I know it is a strange circumstance, but my ex-boyfriend from high school is my best friend. He has been there for me through everything and really the only reason we broke up is because we graduated in different years. He’s changed a lot since my parents last saw him – tattoos and piercings – so I’m worried that they won’t accept him if I get back together with him. Would it be okay to get back together with my ex? What should I do about my parents?
Many people face this dilemma with best friends and exes and question if it is a wise decision to bring the past back into their lives. So before you make any decisions, you should ask yourself a few questions, weigh your options and answer them honestly.
First, I would contemplate why you got together and why you broke up in the first place. You mentioned being in different classes and that can make maintaining relationships difficult, but the good news is you haven’t grown apart, and he’s been able to remain a loyal friend to you.
Sometimes we jump into relationships, especially in high school, before the maturity level is really there to handle a serious relationship. Other times we realize that dating puts too much of a strain on your friendship and decide you are better off as just friends. So if the reason you decided to call things off back then was due to timing, maturity and just not really knowing what you wanted I would say enough time has passed, you have been able to grow together, and now might be a good time to have the official relationship conversation.
Now when it comes to parents it is hard to predict how they will react to your relationship status. Everyone wants to impress his or her parents by bringing home a model citizen with ambition who loves and respects their child. So in your case they may not initially be impressed by his tattoos and piercings. However, once they really get to know him and see all he does for you and how much he means to you, hopefully they will look past his appearance and realize how important it is for you both to have their support.
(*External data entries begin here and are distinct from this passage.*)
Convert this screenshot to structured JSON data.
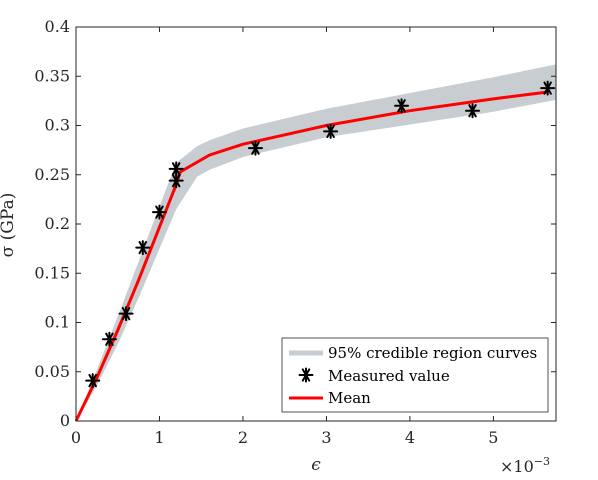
{
  "chart_data": {
    "type": "line",
    "xlabel": "ϵ",
    "ylabel": "σ (GPa)",
    "x_exponent_label": "×10",
    "x_exponent_power": "−3",
    "xlim": [
      0,
      5.75
    ],
    "ylim": [
      0,
      0.4
    ],
    "xticks": [
      0,
      1,
      2,
      3,
      4,
      5
    ],
    "xtick_labels": [
      "0",
      "1",
      "2",
      "3",
      "4",
      "5"
    ],
    "yticks": [
      0,
      0.05,
      0.1,
      0.15,
      0.2,
      0.25,
      0.3,
      0.35,
      0.4
    ],
    "ytick_labels": [
      "0",
      "0.05",
      "0.1",
      "0.15",
      "0.2",
      "0.25",
      "0.3",
      "0.35",
      "0.4"
    ],
    "grid": false,
    "legend_position": "bottom-right",
    "series": [
      {
        "name": "95% credible region curves",
        "kind": "band",
        "color": "#c7cdd0",
        "x": [
          0,
          0.25,
          0.5,
          0.75,
          1.0,
          1.2,
          1.45,
          1.6,
          2.0,
          3.0,
          4.0,
          5.0,
          5.75
        ],
        "lower": [
          0,
          0.036,
          0.078,
          0.125,
          0.175,
          0.215,
          0.248,
          0.255,
          0.268,
          0.288,
          0.301,
          0.314,
          0.326
        ],
        "upper": [
          0,
          0.052,
          0.106,
          0.162,
          0.218,
          0.262,
          0.279,
          0.285,
          0.297,
          0.317,
          0.333,
          0.349,
          0.362
        ]
      },
      {
        "name": "Measured value",
        "kind": "scatter",
        "marker": "asterisk",
        "color": "#000000",
        "x": [
          0.2,
          0.4,
          0.6,
          0.8,
          1.0,
          1.2,
          1.2,
          2.15,
          3.05,
          3.9,
          4.75,
          5.65
        ],
        "y": [
          0.041,
          0.083,
          0.109,
          0.176,
          0.212,
          0.256,
          0.244,
          0.277,
          0.294,
          0.32,
          0.315,
          0.338
        ]
      },
      {
        "name": "Mean",
        "kind": "line",
        "color": "#ff0000",
        "x": [
          0,
          0.25,
          0.5,
          0.75,
          1.0,
          1.2,
          1.25,
          1.6,
          2.0,
          3.0,
          4.0,
          5.0,
          5.65
        ],
        "y": [
          0,
          0.044,
          0.092,
          0.143,
          0.197,
          0.24,
          0.253,
          0.27,
          0.281,
          0.3,
          0.315,
          0.327,
          0.334
        ]
      }
    ]
  }
}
Try not to get discouraged if this does not happen overnight. No parent wants to see their child settle, and no matter how adult and mature you may be they will always see you as their child who needs protection. In essence it is every parent’s job to be skeptical of who their child decides to date, to get to know them better and then decide if they think you are in a healthy relationship.
So be sure to think about why you called things off in the past, what has changed since then, how long you are willing to put up with your parent’s opinions, and if it is worth risking your friendship in order to take a chance on a serious relationship.